今日は和弥はキックボクシングのジムに行っているので不在である。
「おそらくね。菱崎くんを少しは認めたってことじゃないかな」
卓上に競り上がる山を見ながら、ゲーミングチェアに座っていた綾乃も口を挟む。
「おそらく?」
「そりゃ、実際のところは分からないよ。でも、そう考えるのが一番自然だと思う。じゃなきゃ竜ヶ崎くんが受けるワケないもの」
その会話を聞きながら、小百合も思わず納得した。
和弥と知り合って本当によく思うのが、“上には上がいる”ということだ。3,000万のレートでも顔色を変えずに打つ和弥は、常人とは感覚が違うのだろう。
麻雀以前に、勝負に対する何かが自分たちとは違うのかも知れない。少なくとも、筒井よりは上と判断したのだろう。
小百合は綾乃の顔を見つめた。自分たちとは一学年上の綾乃も、和弥のように何か勝負を求めてるのだろうか。
「どうしたの小百合ちゃん?」
視線に気付き、綾乃がくすりと笑って訊いてきた。
「部長が麻雀始めるキッカケって、花澤さんでしたっけ」
小百合はそう言ってから、慌てて「話したくなければ無理にとは言いませんが……」と付け加えた。しかし綾乃は、なんでもない世間話でもするかのような軽い声調で話し始めた。

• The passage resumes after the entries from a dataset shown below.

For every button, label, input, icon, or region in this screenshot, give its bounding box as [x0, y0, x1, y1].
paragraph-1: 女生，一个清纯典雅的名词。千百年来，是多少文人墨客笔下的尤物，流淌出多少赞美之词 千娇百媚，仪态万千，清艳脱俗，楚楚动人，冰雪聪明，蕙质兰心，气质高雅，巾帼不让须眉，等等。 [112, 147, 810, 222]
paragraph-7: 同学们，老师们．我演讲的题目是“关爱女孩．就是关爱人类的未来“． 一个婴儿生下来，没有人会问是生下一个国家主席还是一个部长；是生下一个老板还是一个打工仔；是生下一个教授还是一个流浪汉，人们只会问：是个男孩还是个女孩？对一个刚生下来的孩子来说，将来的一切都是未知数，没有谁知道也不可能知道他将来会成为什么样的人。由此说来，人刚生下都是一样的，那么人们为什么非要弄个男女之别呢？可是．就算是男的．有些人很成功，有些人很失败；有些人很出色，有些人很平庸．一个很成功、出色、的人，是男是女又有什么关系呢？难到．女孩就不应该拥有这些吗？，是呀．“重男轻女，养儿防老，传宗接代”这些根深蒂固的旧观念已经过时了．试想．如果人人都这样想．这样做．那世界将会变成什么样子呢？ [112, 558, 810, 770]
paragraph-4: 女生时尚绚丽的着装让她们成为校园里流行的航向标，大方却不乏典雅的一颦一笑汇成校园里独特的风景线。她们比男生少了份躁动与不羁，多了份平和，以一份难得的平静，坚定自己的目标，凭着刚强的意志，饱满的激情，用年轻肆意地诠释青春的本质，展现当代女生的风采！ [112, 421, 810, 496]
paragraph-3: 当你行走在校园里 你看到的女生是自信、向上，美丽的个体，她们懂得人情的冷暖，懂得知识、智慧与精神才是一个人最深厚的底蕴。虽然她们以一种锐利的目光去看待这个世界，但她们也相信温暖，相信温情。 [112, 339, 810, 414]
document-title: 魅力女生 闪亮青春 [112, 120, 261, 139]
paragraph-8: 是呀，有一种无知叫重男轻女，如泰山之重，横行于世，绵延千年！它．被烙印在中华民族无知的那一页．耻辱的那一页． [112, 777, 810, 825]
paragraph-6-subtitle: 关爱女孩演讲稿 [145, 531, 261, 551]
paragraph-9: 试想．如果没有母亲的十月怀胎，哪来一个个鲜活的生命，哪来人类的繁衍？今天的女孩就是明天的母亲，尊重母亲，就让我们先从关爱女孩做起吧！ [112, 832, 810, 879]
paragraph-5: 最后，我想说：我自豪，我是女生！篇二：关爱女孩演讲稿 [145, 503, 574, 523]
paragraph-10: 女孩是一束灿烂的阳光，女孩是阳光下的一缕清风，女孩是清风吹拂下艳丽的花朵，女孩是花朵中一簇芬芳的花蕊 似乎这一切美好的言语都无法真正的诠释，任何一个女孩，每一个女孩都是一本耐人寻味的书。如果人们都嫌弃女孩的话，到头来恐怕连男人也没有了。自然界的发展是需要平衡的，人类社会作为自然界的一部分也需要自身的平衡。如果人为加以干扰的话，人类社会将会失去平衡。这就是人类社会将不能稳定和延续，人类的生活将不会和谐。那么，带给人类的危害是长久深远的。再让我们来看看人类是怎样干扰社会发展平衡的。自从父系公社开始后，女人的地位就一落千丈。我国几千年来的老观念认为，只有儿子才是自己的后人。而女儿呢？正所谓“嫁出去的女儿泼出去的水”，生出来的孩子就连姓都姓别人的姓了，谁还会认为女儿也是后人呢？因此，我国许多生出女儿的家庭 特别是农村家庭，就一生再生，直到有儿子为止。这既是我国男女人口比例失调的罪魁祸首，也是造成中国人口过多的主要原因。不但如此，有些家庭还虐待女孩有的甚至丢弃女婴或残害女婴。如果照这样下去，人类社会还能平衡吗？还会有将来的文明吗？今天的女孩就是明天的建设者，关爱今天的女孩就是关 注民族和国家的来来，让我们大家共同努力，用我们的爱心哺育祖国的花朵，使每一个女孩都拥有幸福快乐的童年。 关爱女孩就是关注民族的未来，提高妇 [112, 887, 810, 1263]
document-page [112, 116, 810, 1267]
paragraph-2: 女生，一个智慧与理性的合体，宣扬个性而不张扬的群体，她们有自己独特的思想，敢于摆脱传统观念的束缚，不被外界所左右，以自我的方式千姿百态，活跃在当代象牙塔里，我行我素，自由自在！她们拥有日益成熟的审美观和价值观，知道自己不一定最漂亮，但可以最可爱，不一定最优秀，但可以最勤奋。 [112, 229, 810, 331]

「そそ。私は子供の頃ハナちゃんに教えられたのよ。私の性格に合っていたんだろうね。すぐさま専門書とか買って憶えたよ」
「そ、そんな小さなころから専門書とか……?」
「うん、読めない漢字とか検索して調べたり。その流れでサイトとかも見るようになったり。いつの間にかハナちゃんに負けないくらい知識付けちゃった」
「………」
“人に歴史あり”とはいうが、やはりそれぞれ娯楽に麻雀を選んだ理由はあるものだ。
「でも───」
綾乃は言葉を続ける。
「あなたや由香ちゃん、今日子ちゃん、竜ヶ崎くん、紗枝ちゃん、莉子ちゃん、他にもたくさんの麻雀打ちと出会えたことは、心から嬉しいと思ってるよ。こればかりは麻雀打たなきゃあり得なかったことだからさ」
小百合はしばらくの間、綾乃の顔を不思議そうに見つめていた。
「なに?私何かまずいことを言ってしまった?」
───と、綾乃が不安を感じ始めたところで、小百合が陽気に笑い出す。
「いえ、部長らしい、と思いまして」
「えーと……褒められてるのかなそれ?」
「ええ。褒めてます」
小百合は緩やかに微笑むのだった。